Like C/C++, Rust also provides low-level control and spans the microcontroller to server application domains, and it’s claimed to be “blazingly fast and memory-efficient.” Unlike C/C++, Rust’s rich type system and ownership model are claimed to “guarantee memory-safety and thread-safety.” Also, unlike Python, which requires us to use MicroPython on microcontrollers, Rust is Rust wherever you find it.

Florian tells me that one reason for the exploding interest in, and deployment of, Rust-based applications is the language’s strengths with respect to things like Functional Safety (FuSa) and cryptographic attack (by which I mean defending against such an attack, not mounting one).

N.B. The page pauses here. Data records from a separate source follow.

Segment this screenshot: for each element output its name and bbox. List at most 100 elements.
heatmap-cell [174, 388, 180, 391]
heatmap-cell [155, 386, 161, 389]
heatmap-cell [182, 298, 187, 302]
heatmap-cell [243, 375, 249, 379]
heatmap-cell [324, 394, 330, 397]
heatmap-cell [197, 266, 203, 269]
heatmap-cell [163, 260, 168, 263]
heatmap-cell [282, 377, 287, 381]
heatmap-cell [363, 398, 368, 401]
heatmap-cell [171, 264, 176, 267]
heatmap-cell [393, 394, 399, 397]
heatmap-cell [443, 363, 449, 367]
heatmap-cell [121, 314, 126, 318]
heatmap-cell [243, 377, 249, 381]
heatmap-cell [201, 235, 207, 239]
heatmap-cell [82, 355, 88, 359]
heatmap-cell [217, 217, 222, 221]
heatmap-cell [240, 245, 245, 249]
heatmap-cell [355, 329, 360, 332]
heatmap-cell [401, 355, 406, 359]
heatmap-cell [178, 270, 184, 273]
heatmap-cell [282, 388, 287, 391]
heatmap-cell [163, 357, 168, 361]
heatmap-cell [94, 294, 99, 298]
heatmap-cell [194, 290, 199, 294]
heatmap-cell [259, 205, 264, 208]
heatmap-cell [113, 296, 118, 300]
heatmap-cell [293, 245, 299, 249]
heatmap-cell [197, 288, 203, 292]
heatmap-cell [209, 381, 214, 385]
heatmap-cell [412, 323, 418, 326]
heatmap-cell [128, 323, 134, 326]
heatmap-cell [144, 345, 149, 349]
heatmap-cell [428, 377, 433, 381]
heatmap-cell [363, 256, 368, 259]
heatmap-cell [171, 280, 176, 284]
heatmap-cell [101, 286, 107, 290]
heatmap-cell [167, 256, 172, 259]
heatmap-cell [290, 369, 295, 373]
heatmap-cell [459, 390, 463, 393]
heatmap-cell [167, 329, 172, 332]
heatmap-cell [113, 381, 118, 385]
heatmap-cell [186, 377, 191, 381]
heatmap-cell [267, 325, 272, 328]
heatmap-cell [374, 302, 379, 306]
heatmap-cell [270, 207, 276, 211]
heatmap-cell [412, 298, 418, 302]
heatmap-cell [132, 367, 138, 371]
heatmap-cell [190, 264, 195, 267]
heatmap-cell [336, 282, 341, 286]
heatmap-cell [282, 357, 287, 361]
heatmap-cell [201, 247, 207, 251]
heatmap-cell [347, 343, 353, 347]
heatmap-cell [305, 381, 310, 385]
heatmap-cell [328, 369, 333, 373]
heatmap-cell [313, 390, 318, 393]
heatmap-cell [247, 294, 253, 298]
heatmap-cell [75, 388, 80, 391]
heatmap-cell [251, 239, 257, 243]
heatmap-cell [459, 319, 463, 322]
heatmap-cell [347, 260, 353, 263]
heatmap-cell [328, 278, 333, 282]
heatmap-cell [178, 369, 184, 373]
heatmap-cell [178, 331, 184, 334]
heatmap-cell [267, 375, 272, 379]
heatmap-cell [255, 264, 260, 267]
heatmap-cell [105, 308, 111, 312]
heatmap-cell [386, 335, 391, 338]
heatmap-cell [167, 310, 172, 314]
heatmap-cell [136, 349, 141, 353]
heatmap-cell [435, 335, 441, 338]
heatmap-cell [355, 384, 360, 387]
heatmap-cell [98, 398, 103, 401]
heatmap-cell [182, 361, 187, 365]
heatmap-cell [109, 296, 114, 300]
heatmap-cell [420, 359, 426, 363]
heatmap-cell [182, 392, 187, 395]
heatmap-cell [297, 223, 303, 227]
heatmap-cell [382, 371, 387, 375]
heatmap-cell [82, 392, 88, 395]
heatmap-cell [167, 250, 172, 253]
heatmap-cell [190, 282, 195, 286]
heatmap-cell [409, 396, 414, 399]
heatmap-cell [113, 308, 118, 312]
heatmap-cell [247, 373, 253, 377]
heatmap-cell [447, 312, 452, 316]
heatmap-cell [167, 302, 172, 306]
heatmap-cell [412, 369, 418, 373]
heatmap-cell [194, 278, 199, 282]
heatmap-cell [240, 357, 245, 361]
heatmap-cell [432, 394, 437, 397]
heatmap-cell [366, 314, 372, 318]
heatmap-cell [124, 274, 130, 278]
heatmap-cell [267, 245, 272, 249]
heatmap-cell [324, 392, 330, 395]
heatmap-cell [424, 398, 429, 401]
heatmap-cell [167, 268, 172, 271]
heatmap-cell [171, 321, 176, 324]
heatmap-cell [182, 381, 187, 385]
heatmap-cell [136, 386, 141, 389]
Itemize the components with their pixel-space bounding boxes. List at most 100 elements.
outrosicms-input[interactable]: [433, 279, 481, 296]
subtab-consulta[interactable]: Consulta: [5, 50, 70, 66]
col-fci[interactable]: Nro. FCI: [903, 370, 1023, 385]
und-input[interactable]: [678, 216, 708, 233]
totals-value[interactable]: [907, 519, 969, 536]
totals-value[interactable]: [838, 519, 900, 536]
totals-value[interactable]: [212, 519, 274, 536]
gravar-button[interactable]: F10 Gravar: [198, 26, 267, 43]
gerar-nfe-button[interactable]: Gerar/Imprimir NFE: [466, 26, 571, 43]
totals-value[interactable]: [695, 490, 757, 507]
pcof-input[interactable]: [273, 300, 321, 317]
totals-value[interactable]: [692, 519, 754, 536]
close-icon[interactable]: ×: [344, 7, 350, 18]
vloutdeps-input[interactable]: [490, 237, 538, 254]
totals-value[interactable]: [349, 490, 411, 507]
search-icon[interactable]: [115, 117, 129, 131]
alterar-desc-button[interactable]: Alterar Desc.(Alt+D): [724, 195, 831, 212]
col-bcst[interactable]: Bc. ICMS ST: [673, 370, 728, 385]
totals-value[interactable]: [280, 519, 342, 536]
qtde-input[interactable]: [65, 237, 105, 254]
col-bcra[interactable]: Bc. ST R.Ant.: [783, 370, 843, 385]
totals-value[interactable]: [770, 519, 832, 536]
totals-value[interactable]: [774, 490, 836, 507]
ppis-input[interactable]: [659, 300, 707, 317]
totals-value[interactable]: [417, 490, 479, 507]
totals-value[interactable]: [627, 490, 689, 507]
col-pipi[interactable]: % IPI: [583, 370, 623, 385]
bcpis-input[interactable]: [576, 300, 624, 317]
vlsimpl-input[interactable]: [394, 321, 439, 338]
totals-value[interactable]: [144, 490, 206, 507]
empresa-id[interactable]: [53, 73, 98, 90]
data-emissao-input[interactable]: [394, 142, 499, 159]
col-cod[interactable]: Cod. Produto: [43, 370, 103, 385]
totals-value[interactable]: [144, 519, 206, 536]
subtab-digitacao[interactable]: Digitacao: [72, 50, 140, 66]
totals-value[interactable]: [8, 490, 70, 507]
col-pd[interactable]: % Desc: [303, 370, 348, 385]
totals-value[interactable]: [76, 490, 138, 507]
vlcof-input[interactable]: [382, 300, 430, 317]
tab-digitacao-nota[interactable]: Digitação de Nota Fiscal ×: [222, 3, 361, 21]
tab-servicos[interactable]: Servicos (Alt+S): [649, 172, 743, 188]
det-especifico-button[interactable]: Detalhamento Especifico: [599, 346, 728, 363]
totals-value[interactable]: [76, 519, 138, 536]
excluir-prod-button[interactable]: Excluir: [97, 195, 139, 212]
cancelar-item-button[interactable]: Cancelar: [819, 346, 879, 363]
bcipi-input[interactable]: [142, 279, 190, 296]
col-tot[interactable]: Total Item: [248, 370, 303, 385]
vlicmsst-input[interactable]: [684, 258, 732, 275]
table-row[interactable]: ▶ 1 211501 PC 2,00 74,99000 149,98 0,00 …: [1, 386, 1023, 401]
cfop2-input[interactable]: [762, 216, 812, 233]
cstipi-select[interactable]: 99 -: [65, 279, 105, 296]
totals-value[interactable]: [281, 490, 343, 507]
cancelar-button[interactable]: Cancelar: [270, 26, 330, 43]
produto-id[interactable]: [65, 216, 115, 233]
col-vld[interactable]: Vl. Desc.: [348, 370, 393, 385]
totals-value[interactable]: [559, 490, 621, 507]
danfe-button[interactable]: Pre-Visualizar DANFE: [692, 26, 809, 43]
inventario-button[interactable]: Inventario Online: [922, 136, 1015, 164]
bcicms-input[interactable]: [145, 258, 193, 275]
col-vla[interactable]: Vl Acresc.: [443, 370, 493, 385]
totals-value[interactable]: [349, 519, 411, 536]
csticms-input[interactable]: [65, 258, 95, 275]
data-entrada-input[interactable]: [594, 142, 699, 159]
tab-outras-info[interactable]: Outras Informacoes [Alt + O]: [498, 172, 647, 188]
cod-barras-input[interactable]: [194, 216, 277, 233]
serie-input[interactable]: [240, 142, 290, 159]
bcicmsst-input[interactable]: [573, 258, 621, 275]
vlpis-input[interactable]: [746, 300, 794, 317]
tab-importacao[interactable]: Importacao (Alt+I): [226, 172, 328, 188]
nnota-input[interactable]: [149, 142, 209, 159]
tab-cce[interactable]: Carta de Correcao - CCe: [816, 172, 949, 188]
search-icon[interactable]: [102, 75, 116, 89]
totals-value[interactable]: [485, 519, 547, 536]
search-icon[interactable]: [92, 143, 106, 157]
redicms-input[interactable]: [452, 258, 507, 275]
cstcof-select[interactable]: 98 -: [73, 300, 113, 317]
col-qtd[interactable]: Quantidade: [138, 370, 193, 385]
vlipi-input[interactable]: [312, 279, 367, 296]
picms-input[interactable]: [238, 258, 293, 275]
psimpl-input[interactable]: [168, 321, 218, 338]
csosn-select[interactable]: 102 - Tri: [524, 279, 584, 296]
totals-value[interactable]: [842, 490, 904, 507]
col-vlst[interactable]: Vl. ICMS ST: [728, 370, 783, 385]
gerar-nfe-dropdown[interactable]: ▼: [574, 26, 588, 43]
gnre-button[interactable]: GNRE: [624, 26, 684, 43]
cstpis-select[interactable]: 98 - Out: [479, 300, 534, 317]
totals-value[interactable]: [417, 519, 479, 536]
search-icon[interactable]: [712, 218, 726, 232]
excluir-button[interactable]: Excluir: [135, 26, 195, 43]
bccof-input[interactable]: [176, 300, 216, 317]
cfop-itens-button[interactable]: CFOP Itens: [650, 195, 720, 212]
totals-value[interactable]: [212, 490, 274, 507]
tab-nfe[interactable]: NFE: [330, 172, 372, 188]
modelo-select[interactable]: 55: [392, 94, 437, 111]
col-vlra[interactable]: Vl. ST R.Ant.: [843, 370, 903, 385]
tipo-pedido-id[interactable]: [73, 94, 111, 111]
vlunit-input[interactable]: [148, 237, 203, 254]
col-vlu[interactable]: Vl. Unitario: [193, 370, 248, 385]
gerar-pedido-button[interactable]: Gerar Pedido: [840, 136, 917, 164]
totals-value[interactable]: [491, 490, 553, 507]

IEC 62304 is an international standard that defines the life cycle requirements for medical device software. The real reason Florian wanted to chat with me was to bring me up to date with the fact that Ferrous Systems, which has carved out a leadership role with respect to Rust solutions for safety-critical systems, recently announced that its flagship tool chain, Ferrocene, has achieved IEC 62304 Class C qualification for medical device software. This milestone positions Ferrocene as an ideal solution for medical device developers wanting to streamline compliance efforts while ensuring the highest standards of safety and reliability.

Florian was also eager to share a couple of cool real-world Rust-based applications—both hobby and professional—to demonstrate the deployment versatility of the language. Florian says that these projects are all “active and not just code dumps.”

The first is Neotron, which is a hobby project created by Jonathan Pallant, who is Ferrous Systems’ lead embedded engineer and trainer. As Florien says, “Imagine an 80’s home computer… but implemented on a modern microprocessor. It’s a bit like MS-DOS, but on a Cortex-M.”

Next, we have Servo, which was the original Rust project. This is a full browser engine, completely written in Rust. Also, we have sudo-rs, which is a port of the classic program “sudo” to memory-safe Rust. This was created as a collaboration between Ferrous Systems and another embedded company called Tweedegolf.

Espressif has a development board called ESP32-C3-DevKit-RUST-1 that is fully supported by Rust from the vendor side. Then there’s RTIC, which is a hardware accelerated Rust real-time operating system (RTOS). Also, the Rust Embedded Devices Group is busy making sure embedded devices are well supported. 

If graphical user interfaces (GUIs) float your boat, then Slint is a Rust-based project of ex-QT engineers that is blazingly fast, and that targets embedded devices first and foremost. It reaches 60fps even on very small devices.

Last, but certainly not least (and remember these are just a few examples with which to tempt us), we have TockOS, which is an embedded operating system (OS) fully built in Rust that provides memory isolation on chips without an MMU. There’s also a safety-critical variant called OxidOS. 

The C programming language was created in 1972. The first version of C++ was released in 1983. Python bid the world a cheery hello in 1991, and Java made its first formal appearance in 1995. These languages are constantly jockeying for position as to the number of their users. I think the current ranking is Python on top, followed by C, C++, and Java, but that was at breakfast this morning—I can’t say who will be ruling the roost by teatime. 

The point is that Rust is a relative newcomer, appearing on the scene just 10 years ago as I pen these words, which was two decades after Java, and yet Rust already has millions of users, with more boarding the Rust train every day.

I don’t know about you, but I think this all sounds jolly exciting. However, it’s not all about me (it should be, but it’s not), so what do you think about all this?